Le premier ministre semble s’en remettre à la distanciation disons physique (maintenir les gens à une distance d’au moins 1m 50 les uns des autres) or si jamais cette disposition est possible dans nos ‘factories’ mais elle ne garantit pas le même résultat quand des gens passent plusieurs heures à travailler au même endroit.
Voire si une personne en vient à être contaminée et rentre chez elle disons avec. Transport en commun, la famille, le voisinage etc.
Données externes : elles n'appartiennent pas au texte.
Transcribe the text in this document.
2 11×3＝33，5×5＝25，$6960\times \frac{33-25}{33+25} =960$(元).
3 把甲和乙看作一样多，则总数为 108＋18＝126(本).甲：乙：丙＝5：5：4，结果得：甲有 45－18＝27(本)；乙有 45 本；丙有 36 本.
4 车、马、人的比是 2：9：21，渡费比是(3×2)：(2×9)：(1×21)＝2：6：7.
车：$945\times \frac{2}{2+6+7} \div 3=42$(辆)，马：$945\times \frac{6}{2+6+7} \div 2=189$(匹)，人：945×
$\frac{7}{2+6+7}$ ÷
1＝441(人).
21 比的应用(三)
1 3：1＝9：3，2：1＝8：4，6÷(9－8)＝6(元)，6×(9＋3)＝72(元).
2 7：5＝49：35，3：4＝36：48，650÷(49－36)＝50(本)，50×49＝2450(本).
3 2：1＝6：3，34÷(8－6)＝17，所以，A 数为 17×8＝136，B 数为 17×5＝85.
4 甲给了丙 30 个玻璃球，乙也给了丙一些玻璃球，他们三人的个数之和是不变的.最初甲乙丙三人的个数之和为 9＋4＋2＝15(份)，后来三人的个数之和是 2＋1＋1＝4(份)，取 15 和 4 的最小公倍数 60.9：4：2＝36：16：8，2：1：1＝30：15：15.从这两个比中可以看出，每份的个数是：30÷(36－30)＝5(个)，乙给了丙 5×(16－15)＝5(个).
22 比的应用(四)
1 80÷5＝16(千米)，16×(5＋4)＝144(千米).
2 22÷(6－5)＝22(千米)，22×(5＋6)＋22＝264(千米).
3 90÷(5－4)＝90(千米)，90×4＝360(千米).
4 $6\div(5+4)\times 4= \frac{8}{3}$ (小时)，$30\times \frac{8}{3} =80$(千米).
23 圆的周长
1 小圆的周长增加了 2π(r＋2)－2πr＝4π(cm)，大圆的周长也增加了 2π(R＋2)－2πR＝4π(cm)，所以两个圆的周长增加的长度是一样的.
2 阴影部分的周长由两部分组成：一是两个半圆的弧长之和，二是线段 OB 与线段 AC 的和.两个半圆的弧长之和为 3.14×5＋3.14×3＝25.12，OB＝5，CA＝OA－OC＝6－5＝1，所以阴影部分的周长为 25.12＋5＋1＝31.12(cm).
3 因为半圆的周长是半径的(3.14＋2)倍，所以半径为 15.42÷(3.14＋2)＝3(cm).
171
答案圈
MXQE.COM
Nous ne disons pas que la réouverture des factories est une mauvaise décision en soi, vu qu’on serait trop content dans d’autres pays de disposer des mêmes conditions qu’actuellement en Haïti : seulement 44 contaminés et 3 morts … cependant mal utilisée cette opération peut devenir celle qui mettra le feu aux poudres, celle qui peut déclencher des ravages de l’épidémie pires que partout ailleurs étant donné notre pauvreté légendaire en équipements sanitaires.
Joseph Jouthe doit savoir quel énorme risque il nous fait courir.
Or ce n’est pas fini. Le TEST n’est pas un VACCIN. Il ne met pas à l’abri définitivement du virus. Vous pouvez tester négatif le jour que vous le subissez, puis une semaine voire un mois plus tard, après avoir rencontré par hasard une personne contaminée, vous testez positif.
Aux Etats-Unis on prévoit donc de faire subir dans ces cas-là un autre test quelque deux semaines plus tard (14 jours étant le temps d’incubation, c’est-à-dire celui mis par le virus pour commencer à se manifester).
Cela étonnerait que nous ayons de tels moyens en Haïti.
Mais ce n’est toujours pas fini. Il faudrait un sondage pour déterminer parmi le personnel ouvrier ceux ou celles souffrant déjà d’affections qui favorisent la progression du Covid-19 jusqu’à éventuellement la mort d’une personne contaminée. Comme on sait ce sont le diabète, les maladies cardio-vasculaires, l’hypertension, le surpoids et .. les rescapés du Sida.
Nous reprenons que nous ne sommes pas contre la réouverture en soi des parcs industriels, fermés depuis l’entrée en vigueur il y a environ un mois des mesures du gouvernement haïtien dans le cadre de l’état d’urgence sanitaire, mais comme les craintes qu’on pouvait avoir ne se sont pas (pas encore !) matérialisées, il est possible de revoir certaines de ces mesures …
Oui mais pas comme si la situation était redevenue normale, comme par magie. Il y a des conditions indispensables à remplir sinon …
Et cela nécessite un engagement absolu de la part des décideurs. Tous les décideurs. Y compris les compagnies étrangères qui investissent dans nos parcs industriels.
Mais voilà le ton habituellement trop enjoué du PM Joseph Jouthe, ne convainc pas suffisamment.